Il s'agit de permettre à 4 000 jeunes filles du Népal, de l'Inde et du Bangladesh de pouvoir accéder à l'éducation. Elles vivent parfois dans des villages perdus, loin de tout, très difficiles d'accès.

Nous allons voir leurs parents et nous leur offrons la prise en charge de l'éducation, en échange d'une promesse de ne pas marier ces filles avant l'âge de 18 ans, quand elles peuvent l'être à partir de 12 ans.

Toutes ces jeunes filles sont fantastiques. Quand on leur demande ce qu'elles attendent de la vie, elles veulent toutes être éduquées pour devenir indépendantes et trouver un homme qui soit bon, croyant, ne se drogue pas et ne boit pas.

Nous leur apprenons l'essentiel, lire, écrire, calculer. Nous leur donnons des notions capitales de santé, d'hygiène, mais aussi de sciences, d'écologie et de climat.

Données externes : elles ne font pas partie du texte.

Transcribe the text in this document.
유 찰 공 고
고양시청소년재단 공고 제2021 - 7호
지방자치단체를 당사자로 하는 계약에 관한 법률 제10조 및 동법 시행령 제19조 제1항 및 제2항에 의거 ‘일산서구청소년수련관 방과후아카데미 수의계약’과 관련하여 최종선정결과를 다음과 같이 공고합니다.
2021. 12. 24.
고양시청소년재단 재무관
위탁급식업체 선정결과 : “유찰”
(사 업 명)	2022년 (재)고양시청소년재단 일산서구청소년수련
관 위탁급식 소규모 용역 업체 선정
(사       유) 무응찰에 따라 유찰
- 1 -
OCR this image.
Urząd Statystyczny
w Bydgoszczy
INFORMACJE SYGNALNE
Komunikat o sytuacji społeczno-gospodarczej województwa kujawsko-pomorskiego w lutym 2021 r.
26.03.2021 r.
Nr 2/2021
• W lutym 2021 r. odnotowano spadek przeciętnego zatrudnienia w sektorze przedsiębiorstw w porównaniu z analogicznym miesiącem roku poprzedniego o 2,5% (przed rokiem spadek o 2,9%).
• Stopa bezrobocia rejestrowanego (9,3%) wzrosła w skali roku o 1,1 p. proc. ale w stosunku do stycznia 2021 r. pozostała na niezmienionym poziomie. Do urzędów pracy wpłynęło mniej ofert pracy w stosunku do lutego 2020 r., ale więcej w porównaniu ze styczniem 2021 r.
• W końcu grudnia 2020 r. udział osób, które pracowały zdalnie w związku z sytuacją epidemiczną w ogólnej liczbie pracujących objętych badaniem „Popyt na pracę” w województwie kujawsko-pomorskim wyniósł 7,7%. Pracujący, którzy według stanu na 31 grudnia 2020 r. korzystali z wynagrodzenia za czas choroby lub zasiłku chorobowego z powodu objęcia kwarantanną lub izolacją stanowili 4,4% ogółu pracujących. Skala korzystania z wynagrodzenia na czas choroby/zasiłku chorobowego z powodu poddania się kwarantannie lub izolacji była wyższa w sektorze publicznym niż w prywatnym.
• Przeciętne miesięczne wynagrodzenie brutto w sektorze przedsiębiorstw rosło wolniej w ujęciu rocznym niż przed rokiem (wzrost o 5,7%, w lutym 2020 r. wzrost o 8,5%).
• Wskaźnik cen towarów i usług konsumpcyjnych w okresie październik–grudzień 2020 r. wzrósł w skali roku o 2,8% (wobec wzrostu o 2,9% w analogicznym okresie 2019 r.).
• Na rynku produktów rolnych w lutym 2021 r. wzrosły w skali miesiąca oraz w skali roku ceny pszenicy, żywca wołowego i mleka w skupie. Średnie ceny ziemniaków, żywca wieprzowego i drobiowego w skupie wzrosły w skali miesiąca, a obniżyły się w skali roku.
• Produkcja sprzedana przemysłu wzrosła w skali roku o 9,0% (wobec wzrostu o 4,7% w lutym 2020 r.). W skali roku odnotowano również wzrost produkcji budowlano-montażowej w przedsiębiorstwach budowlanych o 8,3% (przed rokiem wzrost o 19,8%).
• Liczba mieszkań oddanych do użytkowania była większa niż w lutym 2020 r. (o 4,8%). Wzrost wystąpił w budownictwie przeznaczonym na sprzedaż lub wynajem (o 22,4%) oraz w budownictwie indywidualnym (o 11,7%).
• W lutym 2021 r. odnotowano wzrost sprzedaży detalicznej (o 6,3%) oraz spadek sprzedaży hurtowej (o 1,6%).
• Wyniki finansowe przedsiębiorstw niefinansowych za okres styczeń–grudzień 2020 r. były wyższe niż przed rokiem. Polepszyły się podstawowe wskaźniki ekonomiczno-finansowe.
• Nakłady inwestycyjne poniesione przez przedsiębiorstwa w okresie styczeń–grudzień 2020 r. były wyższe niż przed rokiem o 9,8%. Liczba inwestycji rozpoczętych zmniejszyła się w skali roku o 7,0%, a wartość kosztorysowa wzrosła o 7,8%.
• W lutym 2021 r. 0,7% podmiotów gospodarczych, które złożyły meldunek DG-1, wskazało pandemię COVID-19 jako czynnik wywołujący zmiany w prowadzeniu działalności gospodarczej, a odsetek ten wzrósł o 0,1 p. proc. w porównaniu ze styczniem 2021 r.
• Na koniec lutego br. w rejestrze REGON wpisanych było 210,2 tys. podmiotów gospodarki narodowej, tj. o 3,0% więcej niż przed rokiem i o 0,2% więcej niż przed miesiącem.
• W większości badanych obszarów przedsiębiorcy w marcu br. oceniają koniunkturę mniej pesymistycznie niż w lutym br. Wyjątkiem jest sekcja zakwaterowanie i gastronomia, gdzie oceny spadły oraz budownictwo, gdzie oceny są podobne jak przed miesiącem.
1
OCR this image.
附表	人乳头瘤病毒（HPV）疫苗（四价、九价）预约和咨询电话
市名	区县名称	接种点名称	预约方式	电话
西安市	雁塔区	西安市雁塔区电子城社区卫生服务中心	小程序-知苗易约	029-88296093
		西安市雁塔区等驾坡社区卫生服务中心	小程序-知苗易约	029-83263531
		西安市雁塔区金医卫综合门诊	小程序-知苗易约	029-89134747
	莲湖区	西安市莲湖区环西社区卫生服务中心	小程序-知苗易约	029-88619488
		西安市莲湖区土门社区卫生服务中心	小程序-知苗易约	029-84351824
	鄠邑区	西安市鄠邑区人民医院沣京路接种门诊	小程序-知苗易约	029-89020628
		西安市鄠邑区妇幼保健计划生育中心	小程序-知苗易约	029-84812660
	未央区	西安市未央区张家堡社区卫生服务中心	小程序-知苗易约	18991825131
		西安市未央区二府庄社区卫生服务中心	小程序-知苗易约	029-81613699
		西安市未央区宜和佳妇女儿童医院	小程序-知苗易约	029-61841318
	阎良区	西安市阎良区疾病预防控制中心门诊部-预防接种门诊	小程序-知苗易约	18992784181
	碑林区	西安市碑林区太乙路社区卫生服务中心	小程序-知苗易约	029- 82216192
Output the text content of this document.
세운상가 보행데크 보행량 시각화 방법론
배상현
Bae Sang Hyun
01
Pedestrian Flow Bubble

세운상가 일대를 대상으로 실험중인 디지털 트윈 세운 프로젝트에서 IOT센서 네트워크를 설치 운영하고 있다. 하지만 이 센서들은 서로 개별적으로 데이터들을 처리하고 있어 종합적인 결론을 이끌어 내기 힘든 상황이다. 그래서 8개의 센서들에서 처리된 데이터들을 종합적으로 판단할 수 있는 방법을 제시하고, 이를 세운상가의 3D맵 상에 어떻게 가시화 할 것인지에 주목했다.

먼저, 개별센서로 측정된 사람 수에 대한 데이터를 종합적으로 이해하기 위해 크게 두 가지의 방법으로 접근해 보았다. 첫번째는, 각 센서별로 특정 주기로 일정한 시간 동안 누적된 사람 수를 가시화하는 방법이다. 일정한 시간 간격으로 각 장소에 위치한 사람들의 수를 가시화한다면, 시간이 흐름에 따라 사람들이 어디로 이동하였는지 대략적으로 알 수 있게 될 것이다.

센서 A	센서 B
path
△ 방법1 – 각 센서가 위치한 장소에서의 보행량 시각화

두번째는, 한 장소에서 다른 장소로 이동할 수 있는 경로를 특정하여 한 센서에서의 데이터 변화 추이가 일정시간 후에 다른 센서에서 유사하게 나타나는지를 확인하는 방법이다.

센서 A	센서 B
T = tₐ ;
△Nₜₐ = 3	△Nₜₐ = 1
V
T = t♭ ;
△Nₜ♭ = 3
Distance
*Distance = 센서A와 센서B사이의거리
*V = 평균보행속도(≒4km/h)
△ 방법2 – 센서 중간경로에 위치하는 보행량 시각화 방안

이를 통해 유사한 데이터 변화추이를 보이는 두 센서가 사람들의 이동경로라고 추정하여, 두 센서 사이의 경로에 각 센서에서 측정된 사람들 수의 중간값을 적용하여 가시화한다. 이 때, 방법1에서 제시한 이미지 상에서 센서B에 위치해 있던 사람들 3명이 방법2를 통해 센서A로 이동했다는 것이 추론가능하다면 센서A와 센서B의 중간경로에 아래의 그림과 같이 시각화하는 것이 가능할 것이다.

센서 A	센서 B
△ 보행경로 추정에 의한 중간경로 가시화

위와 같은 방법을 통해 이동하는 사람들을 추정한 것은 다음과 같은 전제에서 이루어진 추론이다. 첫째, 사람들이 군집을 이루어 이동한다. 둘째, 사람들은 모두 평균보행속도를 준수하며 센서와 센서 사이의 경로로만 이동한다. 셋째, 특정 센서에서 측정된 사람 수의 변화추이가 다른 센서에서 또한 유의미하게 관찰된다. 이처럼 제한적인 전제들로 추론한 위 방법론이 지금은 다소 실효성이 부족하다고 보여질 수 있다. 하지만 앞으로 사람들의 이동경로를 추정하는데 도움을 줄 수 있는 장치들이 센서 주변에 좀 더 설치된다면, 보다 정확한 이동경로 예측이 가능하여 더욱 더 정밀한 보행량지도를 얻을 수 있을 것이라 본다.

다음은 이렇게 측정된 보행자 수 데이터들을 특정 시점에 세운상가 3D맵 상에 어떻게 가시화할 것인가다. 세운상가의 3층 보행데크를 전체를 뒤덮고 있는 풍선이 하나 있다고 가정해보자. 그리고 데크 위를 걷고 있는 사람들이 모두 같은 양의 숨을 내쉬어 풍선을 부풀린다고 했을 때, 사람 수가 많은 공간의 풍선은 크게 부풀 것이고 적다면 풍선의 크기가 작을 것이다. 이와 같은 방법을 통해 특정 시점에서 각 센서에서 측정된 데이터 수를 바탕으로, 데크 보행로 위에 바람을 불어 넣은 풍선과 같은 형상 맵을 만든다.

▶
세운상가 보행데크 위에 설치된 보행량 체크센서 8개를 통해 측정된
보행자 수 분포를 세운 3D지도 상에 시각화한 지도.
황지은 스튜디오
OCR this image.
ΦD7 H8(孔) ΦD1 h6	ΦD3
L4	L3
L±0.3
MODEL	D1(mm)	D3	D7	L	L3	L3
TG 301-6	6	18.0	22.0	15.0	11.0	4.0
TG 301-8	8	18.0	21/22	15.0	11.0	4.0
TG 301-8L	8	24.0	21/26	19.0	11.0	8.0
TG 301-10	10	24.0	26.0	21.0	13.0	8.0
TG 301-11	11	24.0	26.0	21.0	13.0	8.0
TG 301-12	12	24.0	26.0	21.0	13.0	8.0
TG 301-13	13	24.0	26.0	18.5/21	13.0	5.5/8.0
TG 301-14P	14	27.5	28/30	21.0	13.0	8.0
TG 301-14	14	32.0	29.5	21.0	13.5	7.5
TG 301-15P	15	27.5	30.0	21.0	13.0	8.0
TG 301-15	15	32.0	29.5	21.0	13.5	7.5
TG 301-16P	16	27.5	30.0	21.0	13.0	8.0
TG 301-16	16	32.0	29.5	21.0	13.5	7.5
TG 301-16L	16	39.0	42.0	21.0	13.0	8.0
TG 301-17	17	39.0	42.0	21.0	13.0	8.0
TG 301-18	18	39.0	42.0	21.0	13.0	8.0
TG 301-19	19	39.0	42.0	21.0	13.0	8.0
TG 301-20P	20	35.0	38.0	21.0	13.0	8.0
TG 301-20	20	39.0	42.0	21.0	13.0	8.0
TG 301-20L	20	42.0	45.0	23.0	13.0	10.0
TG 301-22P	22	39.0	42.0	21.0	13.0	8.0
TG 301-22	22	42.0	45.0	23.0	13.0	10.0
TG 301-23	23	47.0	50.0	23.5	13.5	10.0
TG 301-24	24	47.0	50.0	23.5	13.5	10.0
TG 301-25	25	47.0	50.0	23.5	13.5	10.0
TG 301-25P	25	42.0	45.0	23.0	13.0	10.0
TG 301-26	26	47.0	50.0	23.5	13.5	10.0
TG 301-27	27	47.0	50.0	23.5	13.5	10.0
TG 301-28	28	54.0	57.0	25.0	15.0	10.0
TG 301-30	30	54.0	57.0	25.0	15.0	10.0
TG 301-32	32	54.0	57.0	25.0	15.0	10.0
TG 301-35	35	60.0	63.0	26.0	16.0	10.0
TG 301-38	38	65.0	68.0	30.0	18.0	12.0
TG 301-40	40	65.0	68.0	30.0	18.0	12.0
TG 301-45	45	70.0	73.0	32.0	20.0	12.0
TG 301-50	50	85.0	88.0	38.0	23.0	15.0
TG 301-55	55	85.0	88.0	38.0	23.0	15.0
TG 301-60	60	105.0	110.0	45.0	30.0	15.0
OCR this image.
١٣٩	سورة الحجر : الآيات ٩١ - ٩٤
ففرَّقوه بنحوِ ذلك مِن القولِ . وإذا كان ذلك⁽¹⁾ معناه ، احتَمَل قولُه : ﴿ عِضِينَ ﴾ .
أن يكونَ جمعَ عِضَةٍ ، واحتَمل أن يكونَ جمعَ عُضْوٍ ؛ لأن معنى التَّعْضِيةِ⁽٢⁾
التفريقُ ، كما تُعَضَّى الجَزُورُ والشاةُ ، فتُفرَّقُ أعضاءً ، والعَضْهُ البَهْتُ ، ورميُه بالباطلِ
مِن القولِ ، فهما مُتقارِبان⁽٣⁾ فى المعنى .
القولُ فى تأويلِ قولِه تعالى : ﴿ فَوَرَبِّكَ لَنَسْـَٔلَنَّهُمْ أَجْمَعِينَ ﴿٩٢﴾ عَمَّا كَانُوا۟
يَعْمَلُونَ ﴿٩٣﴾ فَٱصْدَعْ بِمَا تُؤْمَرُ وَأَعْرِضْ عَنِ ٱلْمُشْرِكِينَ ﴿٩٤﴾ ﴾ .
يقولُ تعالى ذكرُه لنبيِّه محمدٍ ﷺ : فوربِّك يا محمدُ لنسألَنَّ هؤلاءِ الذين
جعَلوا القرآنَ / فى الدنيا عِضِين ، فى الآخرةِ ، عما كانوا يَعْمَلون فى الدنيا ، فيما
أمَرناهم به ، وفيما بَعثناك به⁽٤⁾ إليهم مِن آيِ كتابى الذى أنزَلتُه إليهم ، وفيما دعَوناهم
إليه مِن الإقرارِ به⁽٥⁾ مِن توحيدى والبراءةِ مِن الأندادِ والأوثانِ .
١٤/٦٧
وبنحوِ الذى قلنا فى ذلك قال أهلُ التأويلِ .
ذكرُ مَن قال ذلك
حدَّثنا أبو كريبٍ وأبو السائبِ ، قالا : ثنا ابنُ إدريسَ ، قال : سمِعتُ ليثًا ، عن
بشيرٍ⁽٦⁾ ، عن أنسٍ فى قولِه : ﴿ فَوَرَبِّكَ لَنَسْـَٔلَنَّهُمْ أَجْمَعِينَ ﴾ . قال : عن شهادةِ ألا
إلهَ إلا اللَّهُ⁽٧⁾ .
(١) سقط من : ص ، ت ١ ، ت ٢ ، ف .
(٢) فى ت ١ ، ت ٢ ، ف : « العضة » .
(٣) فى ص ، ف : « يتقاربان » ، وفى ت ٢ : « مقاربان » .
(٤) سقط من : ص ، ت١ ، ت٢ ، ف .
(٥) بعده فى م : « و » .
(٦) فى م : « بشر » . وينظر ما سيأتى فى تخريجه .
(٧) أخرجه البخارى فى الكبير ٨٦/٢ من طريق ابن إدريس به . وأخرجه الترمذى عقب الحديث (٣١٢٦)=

Qu'avez-vous vu dans le regard des femmes que vous avez croisez au Bangladesh ou en Thaïlande par exemple?

Toujours de l'intelligence, toujours une force colossale, mais aussi toujours des blessures énormes. Elles sont épatantes. Lors de ma dernière visite au Bangladesh, elles n'avaient qu'une envie : apprendre l'anglais. Parce qu'elles voulaient pouvoir converser avec moi, sans interprète, la prochaine fois qu'on se verra. Elles sont mes grandes sœurs, elles me donnent une expérience de vie et une leçon de courage.

Vous demandez-vous parfois ce que vous feriez à leur place?

Oui et il n'est pas certain que j'aurais ce même courage dont elles font preuve. Mais chacun a, dans sa vie, ses joies et ses peines, ses défis à relever. Chacun fait ainsi face à son destin avec le plus de force et de dignité possibles.

Quand vous revenez de tels voyages, dans quel état d'esprit êtes-vous?

Je suis toujours super motivée, super heureuse et super enthousiaste. J'ai encore plus envie de faire bouger le monde.

D'où vous vient cette envie?

C'est une vieille histoire que je raconte souvent. Je me revois à l'Université harcelant les professeurs de la même lancinante question : que peut-on faire pour lutter contre la pauvreté? Et je les vois me répondre invariablement : on ne peut rien faire! Je n'ai jamais accepté cette réponse.

Le jour où j'ai rencontré le professeur Yunus (ndlr : fondateur au Bangladesh de la Grameen Bank, la banque des pauvres), j'ai eu une autre réponse. On peut faire quelque chose si on le veut. On peut faire confiance aux pauvres et on peut faire autre chose que leur faire la charité. Car la charité finit toujours par s'arrêter un jour et surtout, elle ne respecte pas leur dignité d'êtres humains, aussi pauvres soient-ils.

Pourquoi la microfinance peut-elle être une réponse efficace à leurs problèmes?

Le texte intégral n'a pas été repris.